Be aware of spoofed emails
Email addresses can be easily spoofed that means attackers can use legitimate email addresses to send mails in order to steal information so, if you receive emails claiming to be official and ask for sensitive information, access to your account or for your password, report them to the authorised IT administrator immediately. Verify the authenticity of any email that seem legitimate before giving away any information by contacting the relevant department. Attackers can also use social engineering tricks like making official appearing calls in an attempt to steal information so you must also be wary of such calls.
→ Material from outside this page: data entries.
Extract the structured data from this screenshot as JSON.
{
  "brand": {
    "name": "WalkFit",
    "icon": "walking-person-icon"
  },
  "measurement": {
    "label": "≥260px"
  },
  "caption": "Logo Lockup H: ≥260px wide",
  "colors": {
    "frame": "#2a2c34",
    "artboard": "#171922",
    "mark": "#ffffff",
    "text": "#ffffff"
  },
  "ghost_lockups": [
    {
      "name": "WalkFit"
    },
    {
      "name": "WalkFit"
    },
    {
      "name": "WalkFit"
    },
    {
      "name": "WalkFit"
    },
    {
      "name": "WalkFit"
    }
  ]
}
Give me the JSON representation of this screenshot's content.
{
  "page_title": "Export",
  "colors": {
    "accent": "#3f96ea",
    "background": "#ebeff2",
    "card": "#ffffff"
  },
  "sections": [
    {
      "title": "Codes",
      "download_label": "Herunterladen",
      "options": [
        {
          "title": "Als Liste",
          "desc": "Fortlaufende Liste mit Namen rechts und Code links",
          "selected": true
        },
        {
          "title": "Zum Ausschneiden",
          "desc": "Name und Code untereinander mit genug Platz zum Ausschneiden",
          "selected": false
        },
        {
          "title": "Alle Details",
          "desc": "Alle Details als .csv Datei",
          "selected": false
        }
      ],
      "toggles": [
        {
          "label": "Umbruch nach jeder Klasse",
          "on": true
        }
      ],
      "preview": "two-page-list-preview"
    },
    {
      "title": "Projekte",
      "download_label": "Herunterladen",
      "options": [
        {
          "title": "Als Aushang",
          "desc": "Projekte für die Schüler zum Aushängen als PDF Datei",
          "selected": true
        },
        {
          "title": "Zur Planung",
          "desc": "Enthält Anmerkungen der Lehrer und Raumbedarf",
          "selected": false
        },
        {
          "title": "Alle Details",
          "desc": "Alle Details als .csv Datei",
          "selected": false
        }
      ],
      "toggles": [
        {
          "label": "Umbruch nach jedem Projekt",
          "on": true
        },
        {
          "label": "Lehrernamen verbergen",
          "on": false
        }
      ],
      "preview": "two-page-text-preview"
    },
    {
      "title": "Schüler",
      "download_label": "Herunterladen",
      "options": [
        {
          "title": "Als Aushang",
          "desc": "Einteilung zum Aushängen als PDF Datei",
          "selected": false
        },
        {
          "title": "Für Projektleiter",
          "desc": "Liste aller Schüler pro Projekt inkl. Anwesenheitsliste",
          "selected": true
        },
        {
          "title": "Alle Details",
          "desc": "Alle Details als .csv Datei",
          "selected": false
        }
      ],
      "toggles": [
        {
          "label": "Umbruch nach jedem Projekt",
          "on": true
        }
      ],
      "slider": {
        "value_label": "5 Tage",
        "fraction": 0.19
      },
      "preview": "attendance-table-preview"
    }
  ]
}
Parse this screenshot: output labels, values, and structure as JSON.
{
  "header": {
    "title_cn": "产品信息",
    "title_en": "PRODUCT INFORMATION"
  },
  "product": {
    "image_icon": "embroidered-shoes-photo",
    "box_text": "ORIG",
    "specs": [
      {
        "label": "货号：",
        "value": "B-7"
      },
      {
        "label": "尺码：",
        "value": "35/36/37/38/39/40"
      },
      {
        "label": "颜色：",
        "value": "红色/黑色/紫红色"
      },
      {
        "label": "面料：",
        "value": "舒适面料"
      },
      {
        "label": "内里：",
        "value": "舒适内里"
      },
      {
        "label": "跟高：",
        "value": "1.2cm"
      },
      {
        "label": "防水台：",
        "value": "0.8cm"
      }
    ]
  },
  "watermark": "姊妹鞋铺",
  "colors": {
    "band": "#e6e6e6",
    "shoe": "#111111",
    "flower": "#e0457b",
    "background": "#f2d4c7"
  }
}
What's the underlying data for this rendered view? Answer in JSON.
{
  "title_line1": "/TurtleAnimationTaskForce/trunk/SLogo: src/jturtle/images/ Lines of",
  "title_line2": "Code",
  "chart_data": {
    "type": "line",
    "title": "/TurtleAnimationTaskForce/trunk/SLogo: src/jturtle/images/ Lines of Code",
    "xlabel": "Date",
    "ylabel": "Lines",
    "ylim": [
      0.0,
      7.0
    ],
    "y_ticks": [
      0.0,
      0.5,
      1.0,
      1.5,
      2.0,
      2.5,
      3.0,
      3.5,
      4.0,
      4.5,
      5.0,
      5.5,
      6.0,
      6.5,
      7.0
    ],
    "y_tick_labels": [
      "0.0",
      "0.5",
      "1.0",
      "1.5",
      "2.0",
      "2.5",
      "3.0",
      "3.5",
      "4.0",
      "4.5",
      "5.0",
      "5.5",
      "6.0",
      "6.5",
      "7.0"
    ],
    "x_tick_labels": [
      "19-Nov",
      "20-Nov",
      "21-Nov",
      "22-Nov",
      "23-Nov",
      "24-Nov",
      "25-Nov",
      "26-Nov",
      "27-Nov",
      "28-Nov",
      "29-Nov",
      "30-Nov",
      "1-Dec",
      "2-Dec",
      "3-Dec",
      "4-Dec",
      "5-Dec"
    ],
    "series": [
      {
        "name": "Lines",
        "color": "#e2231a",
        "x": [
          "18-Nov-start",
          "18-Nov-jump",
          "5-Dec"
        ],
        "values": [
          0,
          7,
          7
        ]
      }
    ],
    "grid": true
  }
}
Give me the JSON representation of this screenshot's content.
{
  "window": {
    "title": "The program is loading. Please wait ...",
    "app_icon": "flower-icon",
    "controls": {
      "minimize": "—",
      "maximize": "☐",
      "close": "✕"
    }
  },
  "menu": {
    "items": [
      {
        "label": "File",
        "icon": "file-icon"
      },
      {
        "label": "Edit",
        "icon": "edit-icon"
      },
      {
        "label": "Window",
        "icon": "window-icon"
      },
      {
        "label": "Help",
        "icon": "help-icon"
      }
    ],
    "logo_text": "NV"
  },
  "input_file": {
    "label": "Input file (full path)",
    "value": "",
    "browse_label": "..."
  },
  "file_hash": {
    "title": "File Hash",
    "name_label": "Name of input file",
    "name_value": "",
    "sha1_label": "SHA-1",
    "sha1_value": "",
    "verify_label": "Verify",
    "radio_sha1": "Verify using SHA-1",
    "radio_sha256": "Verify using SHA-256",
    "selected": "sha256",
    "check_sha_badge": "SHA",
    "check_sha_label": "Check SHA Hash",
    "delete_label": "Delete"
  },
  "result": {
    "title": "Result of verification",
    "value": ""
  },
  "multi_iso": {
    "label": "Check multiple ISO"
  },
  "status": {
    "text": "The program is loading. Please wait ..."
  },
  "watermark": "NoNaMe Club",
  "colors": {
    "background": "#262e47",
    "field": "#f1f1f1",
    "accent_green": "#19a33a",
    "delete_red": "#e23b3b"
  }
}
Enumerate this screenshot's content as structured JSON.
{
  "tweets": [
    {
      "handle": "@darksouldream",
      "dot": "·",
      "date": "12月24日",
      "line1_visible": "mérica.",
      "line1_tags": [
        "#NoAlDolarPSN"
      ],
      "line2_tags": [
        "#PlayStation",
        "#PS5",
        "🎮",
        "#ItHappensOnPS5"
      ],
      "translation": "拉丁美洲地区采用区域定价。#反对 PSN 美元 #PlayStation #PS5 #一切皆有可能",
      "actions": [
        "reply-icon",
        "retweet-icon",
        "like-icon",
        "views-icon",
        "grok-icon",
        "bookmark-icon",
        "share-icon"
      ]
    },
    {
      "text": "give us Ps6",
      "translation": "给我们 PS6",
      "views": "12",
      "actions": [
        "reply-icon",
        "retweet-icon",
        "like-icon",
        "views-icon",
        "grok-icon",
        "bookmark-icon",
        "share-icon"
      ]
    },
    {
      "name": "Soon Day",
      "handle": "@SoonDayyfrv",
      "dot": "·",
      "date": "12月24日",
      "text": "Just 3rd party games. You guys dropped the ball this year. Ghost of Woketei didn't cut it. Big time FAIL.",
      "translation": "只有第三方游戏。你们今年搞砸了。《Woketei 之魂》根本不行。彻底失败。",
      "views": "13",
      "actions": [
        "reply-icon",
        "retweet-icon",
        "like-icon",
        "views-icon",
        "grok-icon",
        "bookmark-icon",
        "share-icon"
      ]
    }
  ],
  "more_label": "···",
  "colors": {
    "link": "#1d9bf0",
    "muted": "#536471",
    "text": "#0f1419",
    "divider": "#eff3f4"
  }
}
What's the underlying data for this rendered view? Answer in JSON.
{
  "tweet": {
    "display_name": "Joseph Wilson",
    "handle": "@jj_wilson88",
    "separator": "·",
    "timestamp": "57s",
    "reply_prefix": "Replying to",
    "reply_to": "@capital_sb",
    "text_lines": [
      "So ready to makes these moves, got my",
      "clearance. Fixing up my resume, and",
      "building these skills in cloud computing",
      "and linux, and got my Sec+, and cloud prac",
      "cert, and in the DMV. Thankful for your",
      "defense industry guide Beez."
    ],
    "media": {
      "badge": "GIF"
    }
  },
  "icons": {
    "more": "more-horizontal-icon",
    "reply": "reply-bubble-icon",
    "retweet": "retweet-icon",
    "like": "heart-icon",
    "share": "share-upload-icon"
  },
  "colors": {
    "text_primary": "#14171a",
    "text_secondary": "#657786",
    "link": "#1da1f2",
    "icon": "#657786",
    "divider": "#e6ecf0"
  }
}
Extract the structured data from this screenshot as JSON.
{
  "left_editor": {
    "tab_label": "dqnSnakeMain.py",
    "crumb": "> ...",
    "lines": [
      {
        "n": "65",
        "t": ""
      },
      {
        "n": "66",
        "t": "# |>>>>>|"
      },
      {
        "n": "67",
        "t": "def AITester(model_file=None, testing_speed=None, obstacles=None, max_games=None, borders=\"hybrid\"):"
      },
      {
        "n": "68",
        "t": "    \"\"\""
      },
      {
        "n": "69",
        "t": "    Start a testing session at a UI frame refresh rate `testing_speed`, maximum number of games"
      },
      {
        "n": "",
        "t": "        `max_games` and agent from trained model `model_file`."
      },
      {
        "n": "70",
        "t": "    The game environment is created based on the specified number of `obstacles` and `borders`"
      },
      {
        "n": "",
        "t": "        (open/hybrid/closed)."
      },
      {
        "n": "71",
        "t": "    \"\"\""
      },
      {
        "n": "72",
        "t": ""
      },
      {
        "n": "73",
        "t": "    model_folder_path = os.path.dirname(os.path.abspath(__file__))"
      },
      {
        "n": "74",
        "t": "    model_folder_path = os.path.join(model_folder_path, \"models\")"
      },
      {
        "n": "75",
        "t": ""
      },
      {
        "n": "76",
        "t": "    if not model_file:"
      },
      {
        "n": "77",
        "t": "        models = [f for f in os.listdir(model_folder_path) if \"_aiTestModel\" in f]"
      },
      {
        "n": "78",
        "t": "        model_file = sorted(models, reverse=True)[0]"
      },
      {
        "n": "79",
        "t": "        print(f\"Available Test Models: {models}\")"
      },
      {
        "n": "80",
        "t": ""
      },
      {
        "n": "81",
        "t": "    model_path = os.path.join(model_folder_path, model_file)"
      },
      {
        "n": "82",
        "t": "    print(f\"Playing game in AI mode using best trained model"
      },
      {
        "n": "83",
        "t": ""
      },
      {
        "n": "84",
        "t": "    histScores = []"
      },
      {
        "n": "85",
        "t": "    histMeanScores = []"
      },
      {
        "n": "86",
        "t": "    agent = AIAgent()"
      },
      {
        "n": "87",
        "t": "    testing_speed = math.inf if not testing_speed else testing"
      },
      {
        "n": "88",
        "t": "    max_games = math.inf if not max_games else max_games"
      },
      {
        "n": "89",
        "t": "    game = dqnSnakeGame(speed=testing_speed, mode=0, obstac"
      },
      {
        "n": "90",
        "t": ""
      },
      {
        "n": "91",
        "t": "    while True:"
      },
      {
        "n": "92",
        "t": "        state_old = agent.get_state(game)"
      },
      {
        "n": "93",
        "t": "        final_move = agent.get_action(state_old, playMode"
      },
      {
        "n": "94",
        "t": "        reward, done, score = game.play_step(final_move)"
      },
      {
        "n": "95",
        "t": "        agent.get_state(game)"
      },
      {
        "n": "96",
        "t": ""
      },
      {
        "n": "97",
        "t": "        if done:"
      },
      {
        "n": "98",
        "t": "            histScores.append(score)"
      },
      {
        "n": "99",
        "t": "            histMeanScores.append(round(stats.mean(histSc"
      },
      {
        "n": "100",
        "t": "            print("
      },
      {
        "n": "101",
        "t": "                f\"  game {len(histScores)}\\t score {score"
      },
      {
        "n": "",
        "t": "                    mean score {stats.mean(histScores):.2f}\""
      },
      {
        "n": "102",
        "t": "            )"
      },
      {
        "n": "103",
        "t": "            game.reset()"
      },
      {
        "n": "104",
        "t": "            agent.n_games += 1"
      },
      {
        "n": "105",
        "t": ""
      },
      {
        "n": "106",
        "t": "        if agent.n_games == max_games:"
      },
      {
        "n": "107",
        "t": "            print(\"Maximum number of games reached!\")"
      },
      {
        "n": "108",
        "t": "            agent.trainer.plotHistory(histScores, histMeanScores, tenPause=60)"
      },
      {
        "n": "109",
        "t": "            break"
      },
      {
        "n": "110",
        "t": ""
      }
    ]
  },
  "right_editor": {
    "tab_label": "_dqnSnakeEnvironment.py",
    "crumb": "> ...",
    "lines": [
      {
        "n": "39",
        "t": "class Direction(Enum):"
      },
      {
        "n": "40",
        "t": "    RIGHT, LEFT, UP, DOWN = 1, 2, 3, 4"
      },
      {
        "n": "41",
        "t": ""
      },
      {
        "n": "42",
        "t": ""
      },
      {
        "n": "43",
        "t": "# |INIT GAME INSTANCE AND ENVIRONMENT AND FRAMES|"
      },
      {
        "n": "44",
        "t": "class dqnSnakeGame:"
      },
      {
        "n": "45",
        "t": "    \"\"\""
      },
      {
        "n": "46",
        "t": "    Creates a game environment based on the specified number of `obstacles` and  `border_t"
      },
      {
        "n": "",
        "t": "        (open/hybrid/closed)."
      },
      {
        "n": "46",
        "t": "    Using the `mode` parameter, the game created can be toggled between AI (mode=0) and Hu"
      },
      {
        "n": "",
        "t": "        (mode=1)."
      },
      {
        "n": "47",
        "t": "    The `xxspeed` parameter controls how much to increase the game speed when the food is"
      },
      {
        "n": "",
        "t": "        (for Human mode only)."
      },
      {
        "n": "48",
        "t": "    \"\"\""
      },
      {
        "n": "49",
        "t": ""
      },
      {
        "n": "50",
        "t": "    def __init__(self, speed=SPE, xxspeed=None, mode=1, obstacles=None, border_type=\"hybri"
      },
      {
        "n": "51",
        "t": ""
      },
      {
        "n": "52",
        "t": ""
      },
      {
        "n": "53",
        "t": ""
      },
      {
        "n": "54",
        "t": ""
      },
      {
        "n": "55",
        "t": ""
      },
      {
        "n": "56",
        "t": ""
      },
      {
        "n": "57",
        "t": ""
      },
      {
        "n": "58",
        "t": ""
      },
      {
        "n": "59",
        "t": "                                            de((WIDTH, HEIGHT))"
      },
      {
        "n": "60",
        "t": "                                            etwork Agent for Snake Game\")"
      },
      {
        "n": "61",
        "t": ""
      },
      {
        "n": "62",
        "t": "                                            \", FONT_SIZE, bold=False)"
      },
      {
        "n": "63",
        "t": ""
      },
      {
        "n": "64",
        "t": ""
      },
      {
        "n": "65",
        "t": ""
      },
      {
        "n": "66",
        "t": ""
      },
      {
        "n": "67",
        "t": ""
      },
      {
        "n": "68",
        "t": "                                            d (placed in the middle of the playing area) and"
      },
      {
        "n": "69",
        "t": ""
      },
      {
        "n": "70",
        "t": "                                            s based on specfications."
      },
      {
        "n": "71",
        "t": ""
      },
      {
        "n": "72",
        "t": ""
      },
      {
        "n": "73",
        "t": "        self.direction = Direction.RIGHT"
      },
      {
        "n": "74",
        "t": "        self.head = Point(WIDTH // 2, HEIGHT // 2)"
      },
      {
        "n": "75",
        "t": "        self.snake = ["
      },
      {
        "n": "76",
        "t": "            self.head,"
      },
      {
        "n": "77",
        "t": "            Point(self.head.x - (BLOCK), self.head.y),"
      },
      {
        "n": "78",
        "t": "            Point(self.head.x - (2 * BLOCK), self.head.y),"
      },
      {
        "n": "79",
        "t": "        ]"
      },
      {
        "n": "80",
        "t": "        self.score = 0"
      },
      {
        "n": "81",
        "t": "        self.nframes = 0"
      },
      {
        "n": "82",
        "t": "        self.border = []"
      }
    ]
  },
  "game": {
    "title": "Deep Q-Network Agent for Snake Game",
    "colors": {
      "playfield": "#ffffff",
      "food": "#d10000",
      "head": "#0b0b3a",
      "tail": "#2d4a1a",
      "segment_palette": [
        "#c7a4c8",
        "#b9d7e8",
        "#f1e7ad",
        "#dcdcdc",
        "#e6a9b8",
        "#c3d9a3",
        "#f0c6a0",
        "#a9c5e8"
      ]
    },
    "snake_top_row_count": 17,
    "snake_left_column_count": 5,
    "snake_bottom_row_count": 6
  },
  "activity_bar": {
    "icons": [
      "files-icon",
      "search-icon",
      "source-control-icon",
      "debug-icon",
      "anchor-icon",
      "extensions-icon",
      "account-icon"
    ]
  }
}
Be cautious in regards to attachments and downloads
You should install anti-virus software in your computers and update it regularly. You should never download anything unless you completely trust the source and the file that you’re about to download. If you receive suspicious attachments in the mail report them to your IT administrator and consult them before downloading it. You should also keep your computer and all of the programs up to date.
Do not give access to your computer
You might see pop-ups while browsing the Internet or receive emails stating that your PC is infected and you must clean your PC. These false claims tell you to install some remote access software in order to provide access to your PC over the Internet. You should never do so and when you encounter such messages you should ignore them and exit the website. These messages may seem like below
And if someone you know is asking to use your computer, do not let them use it unsupervised. It is best to switch to guest user account before allowing anybody to use your computer.
Use two factor authentication (2FA) where possible
Two factor authentication (2FA) is a security measure where you use secure channel like texts and code generators to generate secure codes which are required in addition to your password for logging into an account. These remove the security risk of someone stealing or guessing your password in order to login to your accounts.